Friday, June 10, 2005

Interview with Steve McConnell

In this interview with Steve McConnell he shares some sobering thoughts on software development. I found item 3 of particular interest, there he talks about recurring problems in software development (for the last decades):
  • Code and fix practice
  • How much design up-front should be done
  • Trying to anticipate future functionality
  • Silver bullets to increase productivity (tooling e.g.)
  • Uninformed use of software development practices

Code Complete 2: Design in construction

I downloaded chapter 5 in the new version of the famous Code Complete. It had many good point, amongst which I found the following most interesting:
  • "Once you understand that all other technical goals in software are secondary to managing complexity, many design considerations become straightforward."
  • Abstractions and encapsulations are just sub-themes to managing complexity.
  • We need to manage complexity because our brain capacity is limited: "Hiding complexity so that your brain doesn't have to deal with it unless you're specifically concerned with it."
  • Two reasons why we hide details: to hide complexity and to hide sources of change.
  • "A study of great designers found that one attribute they had in common was their ability to anticipate change."
  • "One of the most effective guidelines is not to get stuck on a single approach [in design]."
  • Reviews: "If the goal is quality assurance, I tend to recommend the most structured review practice, formal inspections ... But if the goal is to foster creativity and to increase the number of design alternative generated, not just to find errors, less structured approaches work better."
  • "Design is a wicked problem ... a wicked problem [is] one that could be clearly defined only by solving it, or solving part of it".
I have to mention that I found the reading of the chapter rather boring though, it is too wordy, as is often the case with North American technical literature.

Tuesday, June 07, 2005

UML diagrams

I find that I usually only use 3 types of UML diagrams: the class diagram, the sequence diagram, and the activity diagram.
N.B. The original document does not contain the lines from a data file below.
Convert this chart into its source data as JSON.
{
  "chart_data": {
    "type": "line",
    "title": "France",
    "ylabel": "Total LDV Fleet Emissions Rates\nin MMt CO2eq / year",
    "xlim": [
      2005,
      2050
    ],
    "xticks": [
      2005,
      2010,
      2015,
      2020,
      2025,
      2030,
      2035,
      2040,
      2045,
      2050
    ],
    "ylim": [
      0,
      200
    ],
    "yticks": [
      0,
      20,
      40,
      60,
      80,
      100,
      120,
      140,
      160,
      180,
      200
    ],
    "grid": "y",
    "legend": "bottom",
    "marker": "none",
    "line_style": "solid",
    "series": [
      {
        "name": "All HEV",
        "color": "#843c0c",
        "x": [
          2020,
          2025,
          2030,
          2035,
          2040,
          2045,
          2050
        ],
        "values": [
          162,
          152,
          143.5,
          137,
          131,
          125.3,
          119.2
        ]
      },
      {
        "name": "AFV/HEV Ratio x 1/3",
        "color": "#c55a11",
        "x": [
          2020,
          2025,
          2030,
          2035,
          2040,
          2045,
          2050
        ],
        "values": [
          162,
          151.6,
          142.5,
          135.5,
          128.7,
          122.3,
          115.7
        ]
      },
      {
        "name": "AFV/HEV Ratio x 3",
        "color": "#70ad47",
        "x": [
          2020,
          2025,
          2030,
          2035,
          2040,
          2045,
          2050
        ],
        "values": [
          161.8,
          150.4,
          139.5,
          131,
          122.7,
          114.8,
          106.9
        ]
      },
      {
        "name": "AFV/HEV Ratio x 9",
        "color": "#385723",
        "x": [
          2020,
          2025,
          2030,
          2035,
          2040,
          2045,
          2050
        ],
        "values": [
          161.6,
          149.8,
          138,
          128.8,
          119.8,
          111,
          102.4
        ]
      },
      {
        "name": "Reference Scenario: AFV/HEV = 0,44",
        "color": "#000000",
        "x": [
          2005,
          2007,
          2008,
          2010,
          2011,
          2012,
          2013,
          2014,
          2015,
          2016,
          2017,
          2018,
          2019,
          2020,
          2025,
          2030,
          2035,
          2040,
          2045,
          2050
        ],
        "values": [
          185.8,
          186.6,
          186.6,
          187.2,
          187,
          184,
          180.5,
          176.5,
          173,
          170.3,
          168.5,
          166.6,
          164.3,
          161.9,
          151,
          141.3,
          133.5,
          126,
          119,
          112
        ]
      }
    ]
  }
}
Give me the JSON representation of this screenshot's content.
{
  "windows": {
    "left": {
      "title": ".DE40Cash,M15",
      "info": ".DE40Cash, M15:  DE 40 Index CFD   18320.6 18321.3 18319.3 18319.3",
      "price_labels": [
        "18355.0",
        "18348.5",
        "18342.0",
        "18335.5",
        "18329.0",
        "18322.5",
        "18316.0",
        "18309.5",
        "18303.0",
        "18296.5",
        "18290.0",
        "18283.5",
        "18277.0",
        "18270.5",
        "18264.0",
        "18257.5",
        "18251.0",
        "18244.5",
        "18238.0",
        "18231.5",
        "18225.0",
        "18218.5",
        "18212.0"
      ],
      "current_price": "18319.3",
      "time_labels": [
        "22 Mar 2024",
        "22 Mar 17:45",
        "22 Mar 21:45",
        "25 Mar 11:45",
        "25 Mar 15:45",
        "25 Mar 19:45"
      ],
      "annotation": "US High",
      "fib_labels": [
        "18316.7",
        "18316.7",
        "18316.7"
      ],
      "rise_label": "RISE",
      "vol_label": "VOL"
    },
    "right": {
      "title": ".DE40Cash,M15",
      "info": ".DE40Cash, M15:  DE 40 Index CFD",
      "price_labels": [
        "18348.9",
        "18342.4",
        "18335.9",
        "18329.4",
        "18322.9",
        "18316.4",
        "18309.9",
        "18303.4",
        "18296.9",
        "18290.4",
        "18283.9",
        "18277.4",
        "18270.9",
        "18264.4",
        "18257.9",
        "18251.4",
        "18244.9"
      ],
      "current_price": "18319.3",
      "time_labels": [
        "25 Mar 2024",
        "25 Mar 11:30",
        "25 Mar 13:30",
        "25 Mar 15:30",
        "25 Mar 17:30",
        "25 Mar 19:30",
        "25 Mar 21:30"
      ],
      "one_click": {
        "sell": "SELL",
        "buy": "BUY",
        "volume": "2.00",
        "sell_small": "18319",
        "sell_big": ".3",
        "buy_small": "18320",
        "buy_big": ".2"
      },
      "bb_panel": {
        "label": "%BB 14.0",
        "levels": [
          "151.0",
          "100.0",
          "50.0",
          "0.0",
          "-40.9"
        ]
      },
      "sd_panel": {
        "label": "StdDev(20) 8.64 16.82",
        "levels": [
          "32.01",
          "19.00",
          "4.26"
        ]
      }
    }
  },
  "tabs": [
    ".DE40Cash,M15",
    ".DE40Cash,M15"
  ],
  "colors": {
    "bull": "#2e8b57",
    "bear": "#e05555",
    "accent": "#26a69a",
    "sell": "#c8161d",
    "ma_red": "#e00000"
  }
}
Perhaps this is so because it is often almost as easy to describe other parts of the design in words as it is with diagrams, as, e.g., for components and deployment. Or perhaps it is just that sometimes the UML standard intimidates me: I feel that I am serving it rather then it is serving me :|

P.s.
A fine summary of UML 2.0 diagrams is maintained by Scott Ambler.

Thursday, June 02, 2005

Object Oriented defined

I was once asked in a job interview to explain what object oriented meant, I was a bit taken by surprise and I don't think that I gave a good answer (at least I did not get hired ;). I have been thinking about it since. I like to distill things rather than listing everything that comes to mind, like I feel that Americans tend to do, and my distilled version of what OO is is:
  • Object oriented programming/design is class inheritance coupled with class data encapsulation.
Here I deliberately omit the following concepts: "polymorphism" (included in inheritance), public/private/protected visibility constraints (implementation of data encapsulation), abstract classes (sub theme of inheritance), interface (actually interfaces are rather a super theme to OO), classes (assumed known that classes are composed of data and function definitions), objects (instances of classes).

In distilling I think it is important not to over-generalize or become too metaphysical, but focus on what are the primary concepts and which are derived or auxiliary.